The aunt’s phrasing came back to him. She’d never say a game was nice, it was really nice, and she hadn’t bought him a colorful book but a really colorful one, and we had to go for a walk because that day the sky was really blue. Meanwhile she’d moved on to another memory, murmuring in that silent room, all those devices over the bed: the tanks, the plastic tubes, and the needles inserted in her arms, then she went quiet and suddenly the silence grew heavy, the sounds of the city seemed almost from another planet, the vast grounds surrounding the hospital isolated it from everything. And in that silence he listened to her murmuring in his ear, leaning forward, curiously his back pain had ceased, and behind that feeble voice he found he was navigating in a self he’d lost, back and forth like a kite twisting on a string, and from up there, from that kite upon which he was seated, he began to discern: a tricycle, the voice of an evening radio broadcast, a Madonna everybody claimed was crying, a little girl from a “displaced” family, with bows in her braids, who as she hopped on a chalk pattern on the ground exclaimed: square one, bread and salami! and other things like that, the aunt by then was talking in the dark since even the dim overhead light had been shut off, only the pale blue lamp over the bed remained and a glowing slice of neon coming from under the door. She closed her eyes and fell silent, she seemed exhausted. He straightened up in the chair and felt a sharp pinprick of pain between his vertebrae. She’s fallen asleep, he thought, now she’s really fallen asleep. Instead she brushed his hand and beckoned for him to come closer again. Ferruccio, he heard her breath saying, do you remember how beautiful Italy used to be?

How can the night be present? Composed only of itself, it’s absolute, every space belongs to it, its mere presence is imposing, the same presence a ghost might have that you know is there in front of you but is everywhere, even behind you, and if you seek refuge in a patch of light you become its prisoner because all around you, like the sea surrounding your little lighthouse, is the impenetrable presence of the night.

Instinctively he dug in his pocket for his car keys. They were attached to a small black device as big as a matchbox with two buttons: one set off a dot of red light that opened and closed the car, from the other, a mini-eye with a convex lens, emerged a bright fluorescent beam. He pointed the white beam at the floor. It cut through the dark like a laser. He scribbled with the light until he found his shoes, how strange, he’d never realized that they were still those shoes. Italian shoes? the woman at the next table had asked, studying them with interest.

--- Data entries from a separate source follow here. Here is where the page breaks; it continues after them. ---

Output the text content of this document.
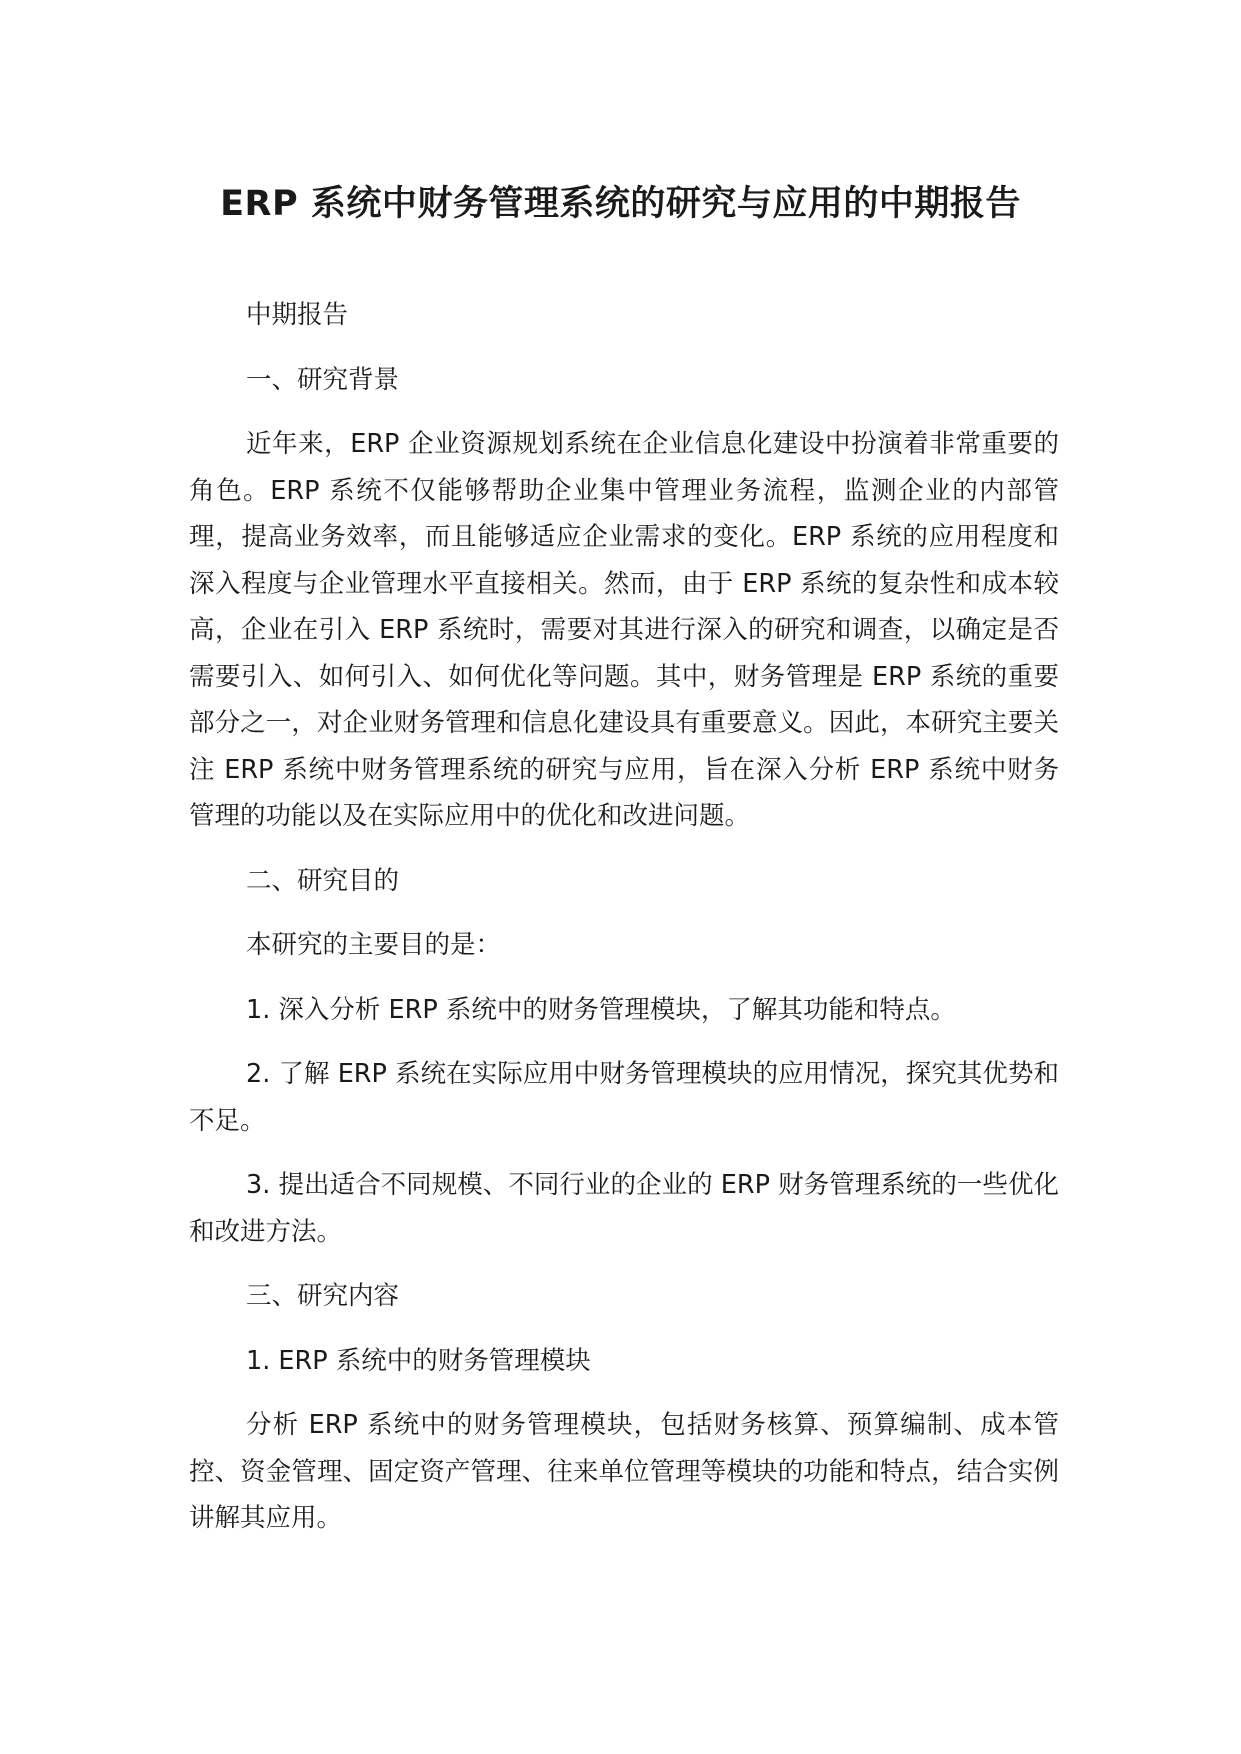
ERP 系统中财务管理系统的研究与应用的中期报告

中期报告

一、研究背景

近年来，ERP 企业资源规划系统在企业信息化建设中扮演着非常重要的角色。ERP 系统不仅能够帮助企业集中管理业务流程，监测企业的内部管理，提高业务效率，而且能够适应企业需求的变化。ERP 系统的应用程度和深入程度与企业管理水平直接相关。然而，由于 ERP 系统的复杂性和成本较高，企业在引入 ERP 系统时，需要对其进行深入的研究和调查，以确定是否需要引入、如何引入、如何优化等问题。其中，财务管理是 ERP 系统的重要部分之一，对企业财务管理和信息化建设具有重要意义。因此，本研究主要关注 ERP 系统中财务管理系统的研究与应用，旨在深入分析 ERP 系统中财务管理的功能以及在实际应用中的优化和改进问题。

二、研究目的

本研究的主要目的是：

1. 深入分析 ERP 系统中的财务管理模块，了解其功能和特点。

2. 了解 ERP 系统在实际应用中财务管理模块的应用情况，探究其优势和不足。

3. 提出适合不同规模、不同行业的企业的 ERP 财务管理系统的一些优化和改进方法。

三、研究内容

1. ERP 系统中的财务管理模块

分析 ERP 系统中的财务管理模块，包括财务核算、预算编制、成本管控、资金管理、固定资产管理、往来单位管理等模块的功能和特点，结合实例讲解其应用。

It’d started like that, with the shoes. But of course they’re Italian shoes, madame, he mumbled to himself, handmade, finest leather, just look at the uppers, shoes are judged mainly by their uppers, here, madame, put your finger inside, don’t worry, no, it doesn’t tickle, do you like? But why do people hold on to a pair of shoes for twenty years, even Italian shoes, they wind up ruined, old shoes must be thrown out. The fact is they’re comfortable, madame, he continued mumbling, I wear them because they’re comfortable, don’t kid yourself that these worn-out shoes are the madeleine of your lovely lashes, the point is lately my feet get a bit swollen, particularly at night, bad circulation, this damn discopathy has brought on arterial stenosis in my leg, the capillaries have been affected and so, madame, my feet swell.